The recipe for a breakout player is simple, yet complex, for fantasy football. A player is typically underrated for a reason, whether injury, role uncertainty, skill uncertainty, or skepticism about their background. There are many different ways to unearth potential talent for the next season. One quick way I use is the bevy of statistics available at ProFootballFocus.com.

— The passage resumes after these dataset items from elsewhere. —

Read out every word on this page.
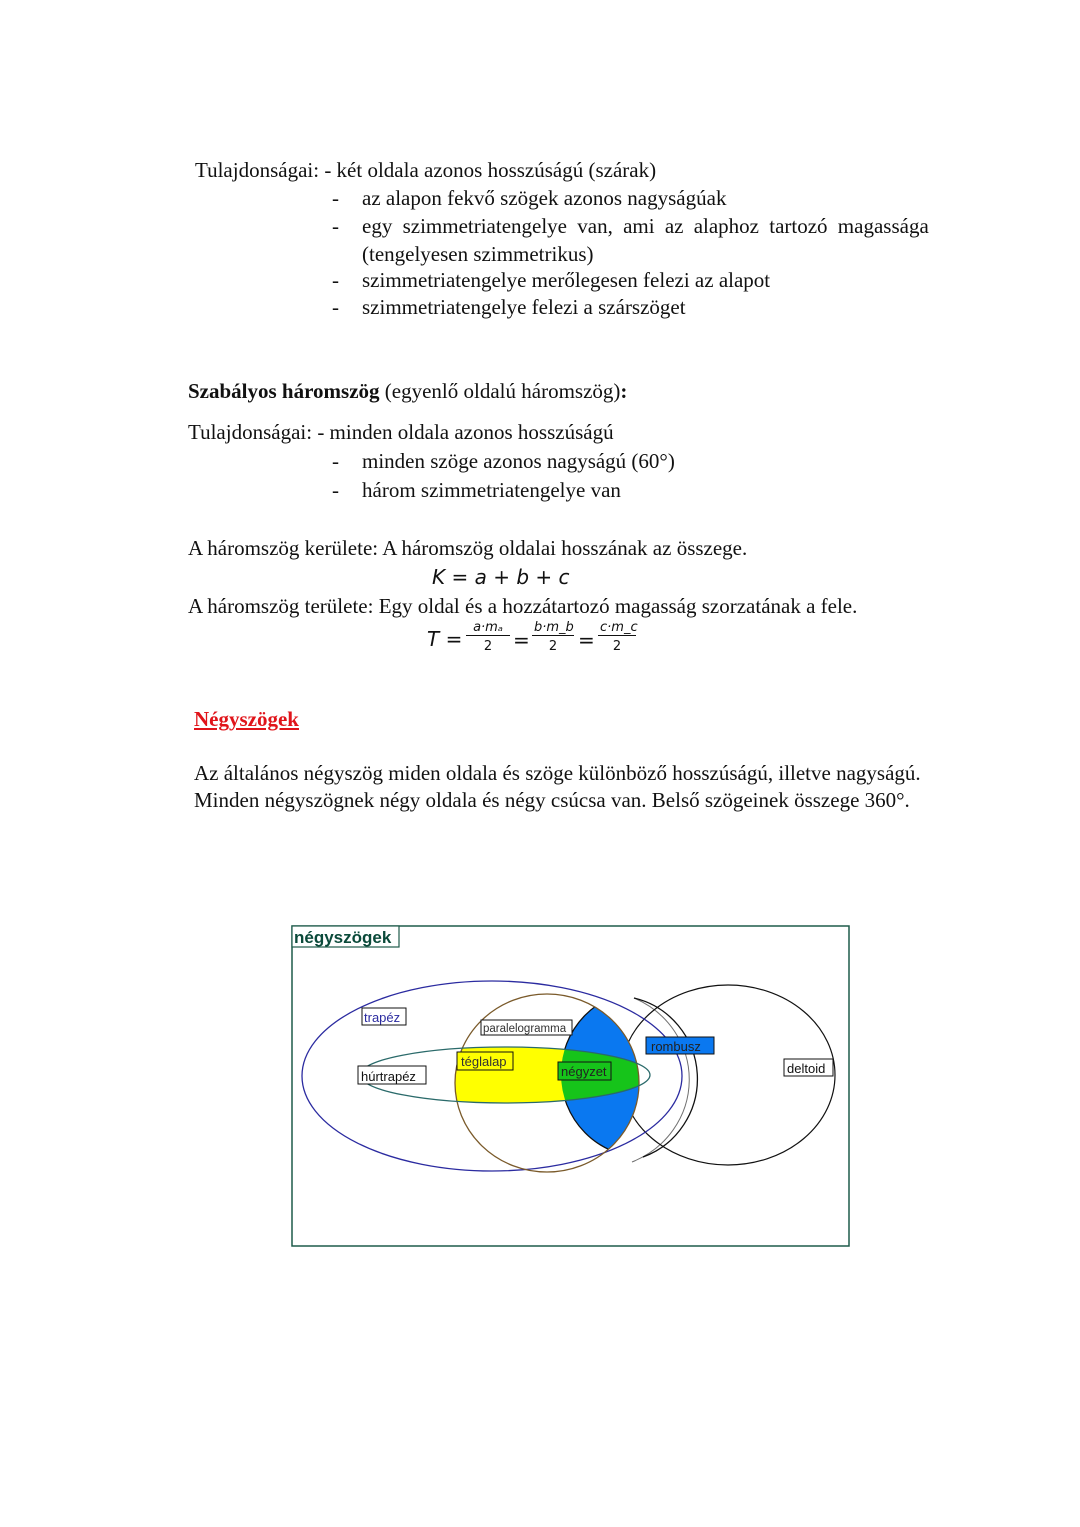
Tulajdonságai: - két oldala azonos hosszúságú (szárak)
- az alapon fekvő szögek azonos nagyságúak
- egy szimmetriatengelye van, ami az alaphoz tartozó magassága
(tengelyesen szimmetrikus)
- szimmetriatengelye merőlegesen felezi az alapot
- szimmetriatengelye felezi a szárszöget
Szabályos háromszög (egyenlő oldalú háromszög):
Tulajdonságai: - minden oldala azonos hosszúságú
- minden szöge azonos nagyságú (60°)
- három szimmetriatengelye van
A háromszög kerülete: A háromszög oldalai hosszának az összege.
K = a + b + c
A háromszög területe: Egy oldal és a hozzátartozó magasság szorzatának a fele.
$T = \frac{\text{a·mₐ}}{2} = \frac{b\cdot m\_b}{2} = \frac{c\cdot m\_c}{2}$
Négyszögek
Az általános négyszög miden oldala és szöge különböző hosszúságú, illetve nagyságú.
Minden négyszögnek négy oldala és négy csúcsa van. Belső szögeinek összege 360°.
négyszögek
trapéz
paralelogramma
rombusz
téglalap
húrtrapéz	négyzet	deltoid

For the wide receiver position, I look at a few different statistics to pare down the player pool. First, I like a combination of drops and missed tackles forced. I want players that are forcing at least as many missed tackles as their dropped passes, preferably twice as many. Another rate statistic is missed tackle rate. Like running backs, I want a receiver that can make something happen after the catch. A decent baseline is a 10% missed tackle rate. Then I sifted the list by PFF pass rating. This is an easy way to use the eye test over their seasonal body of work in a matter of seconds. I limit the player pool to only positive grades for receiving on the season. Finally, we are not looking for Odell Beckham or Julio Jones here – those ships have long since sailed – I limit the field to those with 50 or fewer targets in 2014. Here are the results:
Stedman Bailey
Bailey has the top marks of this group in terms of Missed Tackle per Drop (MT/D) rate and Missed Tackle % (MT%). He played a shade more than 400 snaps with 43 targets. While I have tempered upside expectations of Bailey with a full-time role, he has exceled through two seasons considering his playing time and is actually a similar prospect to Randall Cobb and Austin Colie – two productive interior receivers of late in the projection model.
Jaron Brown
I have been trumpeting Brown as an ideal stash player much of the 2014 season and the PFF metrics agree. Brown is second to Bailey in MT% and fourth on this list by MT/D numbers. Brown’s 10.4 YPC leave something to be desired, but Michael Floyd and John Brown are better downfield targets on the Arizona depth chart. Larry Fitzgerald’s contract situation is the biggest variable to Brown jumping up from his 209 snaps and 32 targets next season.
Donte Moncrief
Moncrief is not sneaking up on anyone in terms of his juicy upside for 2015. Reggie Wayne and Hakeem Nicks are as good as gone, clearing the way for Moncrief to seize a greater role in his second season. He passes all the qualifiers for this search and has a lower drop rate than either Bailey or Brown. Do not trade Moncrief if you own him for less than a windfall in the next month or two.
Steve Johnson
Johnson is another name, like Brown, that I have been quietly collecting on the backend of dynasty rosters this season. Michael Crabtree is a free agent and Anquan Boldin has to decline eventually…right? Johnson was the annual unflashy WR3 when he was in Buffalo earlier in his career. I am not a fan of Quinton Patton or Bruce Ellington being more than a speed bump to Johnson seeing significant outside receiver snaps in 2014 without external competition brought in. Johnson has by far the highest PFF overall and pass rating on this list, a shortcut to say he has played well despite his 305 snaps on the season.
Brice Butler
Butler is a forgotten name in even middle-depth dynasty circles. The Raiders are an up-and-coming passing offense with Derek Carr looking, at worst, functional as a rookie. No one on the wide receiver depth chart is a locked-in long-term starter, which is good news for the talents down the list. Butler’s missed tackle and drop numbers barely pass the benchmarks for inclusion on this list, but his projection model metrics are noteworthy. After a recent reconfiguration of the projection model scaling, Butler’s athleticism score ranks in the top-25 of all receivers dating back to 1999. He came into the NFL on the old side and mired through middling production at USC. That said, the big guy can move. At 6’3” and 214 pounds, Butler ran a sub-4.40 with a 39” vertical and a 6.70 3-cone time. At no point (at least since 19 years old) has Butler turned that dripping athleticism into difference-making production, but the tools are still there. If nothing else, add Butler to your watchlist and monitor the Raiders depth chart through free agency and the NFL draft.